Agreement In contrast to the use of the letter \(U\) in secondary schools for voltage, we use the more common international symbol \(V\) according to the SI system.
In fact, \(U\) is the symbol for electrical potential energy and \(V\) the symbol for electrical potential energy per unit charge, i.e. \(U=V\cdot {q_0}\) for a positive unit charge \(q_0\).

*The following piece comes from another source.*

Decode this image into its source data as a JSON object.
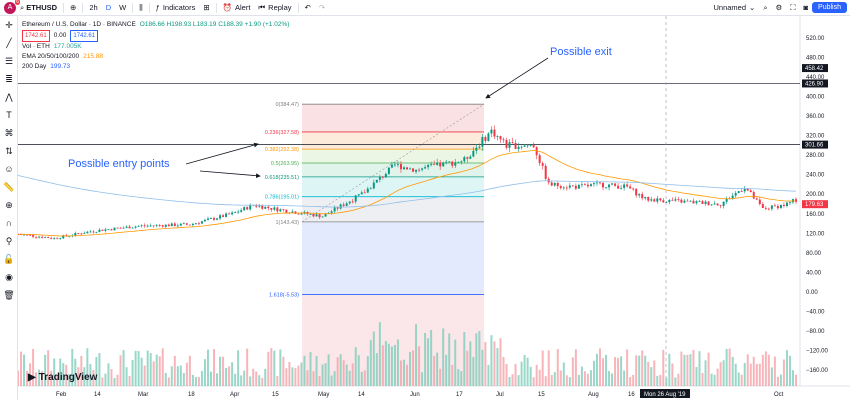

Voltage source A battery is used for storage of electricity, and serves as a voltage source, that is, may maintain a voltage difference between the ends, also referred to as poles, for an extended period of time when placed in an electric circuit. In a battery electrons are released by means of a chemical reaction at the negative pole, while on the positive pole at the same time electrons are bonded via another chemical reaction. When the poles of a battery are connected to each other (for example, by a conductive wire), the electrons from the negative pole can oveto the positive pole currents. There is a current; a general convention is that the direction of the current in the circuit is from the positive pole to the negative pole (i.e., opposite to the direction in which the electrons move).

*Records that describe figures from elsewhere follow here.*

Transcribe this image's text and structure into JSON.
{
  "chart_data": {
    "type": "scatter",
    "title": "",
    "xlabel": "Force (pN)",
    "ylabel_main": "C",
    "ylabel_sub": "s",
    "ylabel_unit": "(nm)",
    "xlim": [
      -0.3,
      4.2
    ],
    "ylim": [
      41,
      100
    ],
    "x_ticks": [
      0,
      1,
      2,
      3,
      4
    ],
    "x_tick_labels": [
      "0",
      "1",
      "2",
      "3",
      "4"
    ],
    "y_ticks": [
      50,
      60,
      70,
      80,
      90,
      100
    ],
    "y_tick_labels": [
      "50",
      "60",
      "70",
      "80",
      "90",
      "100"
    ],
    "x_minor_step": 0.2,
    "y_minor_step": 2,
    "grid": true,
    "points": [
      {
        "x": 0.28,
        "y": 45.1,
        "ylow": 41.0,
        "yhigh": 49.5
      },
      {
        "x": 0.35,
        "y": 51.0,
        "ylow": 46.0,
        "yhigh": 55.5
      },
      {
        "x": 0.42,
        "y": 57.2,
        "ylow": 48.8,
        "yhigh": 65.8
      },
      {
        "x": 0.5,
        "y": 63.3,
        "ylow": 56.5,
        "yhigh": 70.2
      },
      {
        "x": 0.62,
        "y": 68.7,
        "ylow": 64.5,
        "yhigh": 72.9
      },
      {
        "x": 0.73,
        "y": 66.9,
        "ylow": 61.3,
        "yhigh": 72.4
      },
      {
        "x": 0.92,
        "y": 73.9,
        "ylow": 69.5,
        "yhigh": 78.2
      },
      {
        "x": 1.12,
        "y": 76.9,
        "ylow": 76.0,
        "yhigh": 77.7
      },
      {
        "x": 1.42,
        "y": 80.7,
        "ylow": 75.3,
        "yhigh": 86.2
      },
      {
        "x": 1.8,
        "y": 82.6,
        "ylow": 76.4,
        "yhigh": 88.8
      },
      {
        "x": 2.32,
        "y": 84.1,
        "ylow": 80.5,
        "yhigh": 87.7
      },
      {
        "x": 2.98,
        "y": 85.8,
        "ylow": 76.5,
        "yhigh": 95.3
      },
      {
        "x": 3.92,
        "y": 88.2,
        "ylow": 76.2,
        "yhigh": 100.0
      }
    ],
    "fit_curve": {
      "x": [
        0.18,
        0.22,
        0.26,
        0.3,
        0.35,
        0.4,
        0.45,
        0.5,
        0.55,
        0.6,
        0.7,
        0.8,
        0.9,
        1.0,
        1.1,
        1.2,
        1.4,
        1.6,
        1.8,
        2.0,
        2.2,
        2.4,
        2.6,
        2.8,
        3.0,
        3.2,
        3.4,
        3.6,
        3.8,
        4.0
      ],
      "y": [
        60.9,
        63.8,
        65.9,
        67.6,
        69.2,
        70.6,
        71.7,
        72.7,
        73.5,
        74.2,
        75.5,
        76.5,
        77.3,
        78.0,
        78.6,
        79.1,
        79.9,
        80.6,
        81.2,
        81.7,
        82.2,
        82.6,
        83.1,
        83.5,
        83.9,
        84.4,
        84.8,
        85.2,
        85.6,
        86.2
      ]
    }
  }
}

The symbol for a battery in an electric circuit is two nearby continuous lines, in which the longest line segment, labeled \(+\), represents the positive pole and the shortest line segment, labeled \(-\), indicates the negative pole. The \(+\) and \(-\) characters are often omitted because one can clonclude from the size of the line segments in the symbol, which side represents the positive pole, and which side represents the negative pole.
We have orientend the symbol of a battery in the explanation vertically because it helps understand the analogy between electric potential energy and potential energy in a gravitational field. Where work is required to bring a mass from a low to a high position, also work is needed to move a positive charge toward a plus pole. The following picture visualises this: in part (a) work is needed to move a mass \(m\) in a gravitational field of gravity \(g\) with a height increase of \(h\) and this work is equal to \(m\cdot g\cdot h\); in part (b) work is needed to move a positive charge \(q_0\) in a uniform electric field between two oppositely charged plates with mutual distance \(d\) and with field strength \(E\) from the negatively charged plate to the positively charged plate, and this work is equal to \(q_0\cdot E\cdot d\). Charge \(q_0\) and field strength \(E\) in electricity theory correspond to mass \(m\) and gravity \(g\) in gravitational theory, respectively.